Three hundred seventy-six patients ages 6-18 years (mean 13.7 years, SD=2.61) who underwent multidisciplinary evaluation between January 2011 and December 2014 and returned for at least one follow-up were included in this study. Of those 376 patients, 256 also returned for a second follow-up visit. International Headache Classification (ICHD-9) diagnosis, as determined by a neurologist during the initial evaluation, included: migraine (29.2%), tension-type headache (TTH; 16.1%), new daily persistent headache (NDPH; 11.8%), migraine and tension-type headache (M & TTH; 14.7%), and other headache diagnoses (e.g., occipital neuralgia, post-concussive headache; 28.2%). The sample was predominantly Caucasian (93.3%) and female (70.0%), representative of patients seen in the clinic. At the time of the initial evaluation, patients’ mean duration of pain was about 2 years, (M=23.4 months SD=31.1). The majority of parents were married (81.3%) and well educated (i.e., college graduate or above: 76.3% of mothers and 69.0% of fathers).

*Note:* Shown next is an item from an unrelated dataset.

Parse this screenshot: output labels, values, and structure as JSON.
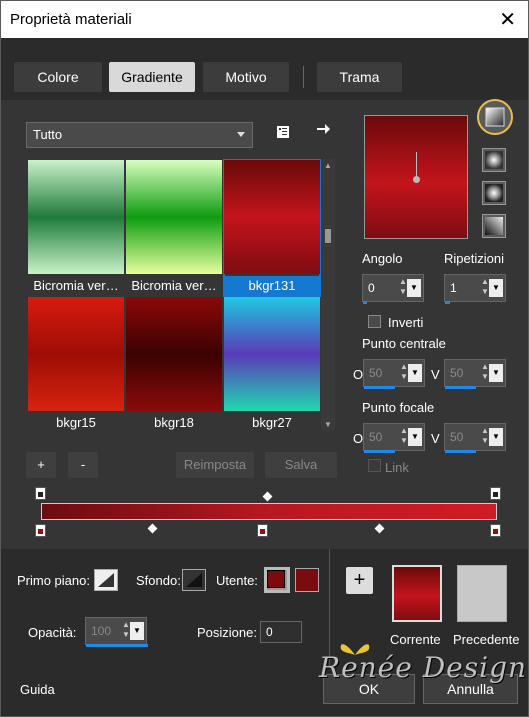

Due to the large sample size and the method of data collection, complete outcome data was unavailable for every patient (Figure 1) details the pattern of missing data at each visit.

headache-Participant-information

Figure 1 Participant information at each time point. The numbers of participants with data are presented in percentages.

Pediatric Chronic Headache Program

The Pediatric Chronic Headache Program represents the only tertiary care center in the Northeast, United States to provide comprehensive, multidisciplinary treatment of intractable pediatric headache. The multidisciplinary evaluation consists of a medical history and physical exam performed by a pediatric neurologist and a structured clinical interview conducted by a clinical psychologist. Team conferences involving both providers and a headache nurse occur following each session. Nursing education and feedback based on clinician recommendations concludes the visit. Comprehensive follow-up care is provided by the physicians and nurse practitioners. Treatment options include both pharmacologic options, such as medication, injections, and infusions, and non-pharmacologic approaches, including cognitive behavioral therapy, biofeedback, acupuncture, Reiki, and physical therapy.

Procedure

Parents and children each completed questionnaires individually prior to the child’s multidisciplinary headache clinic evaluation. Children then underwent evaluation by a neurologist and clinical psychologist. All of the questionnaires were reviewed by the neurologist and psychologist prior to the evaluation. Patients then returned for a follow-up visit and similarly completed questionnaires prior to their follow-up visit. This procedure was repeated for the second follow-up visit if the patient elected to return.

Measures

Demographics: Basic demographic (e.g., age, gender) and medical information (e.g., diagnosis) were collected from a review of patients’ medical records.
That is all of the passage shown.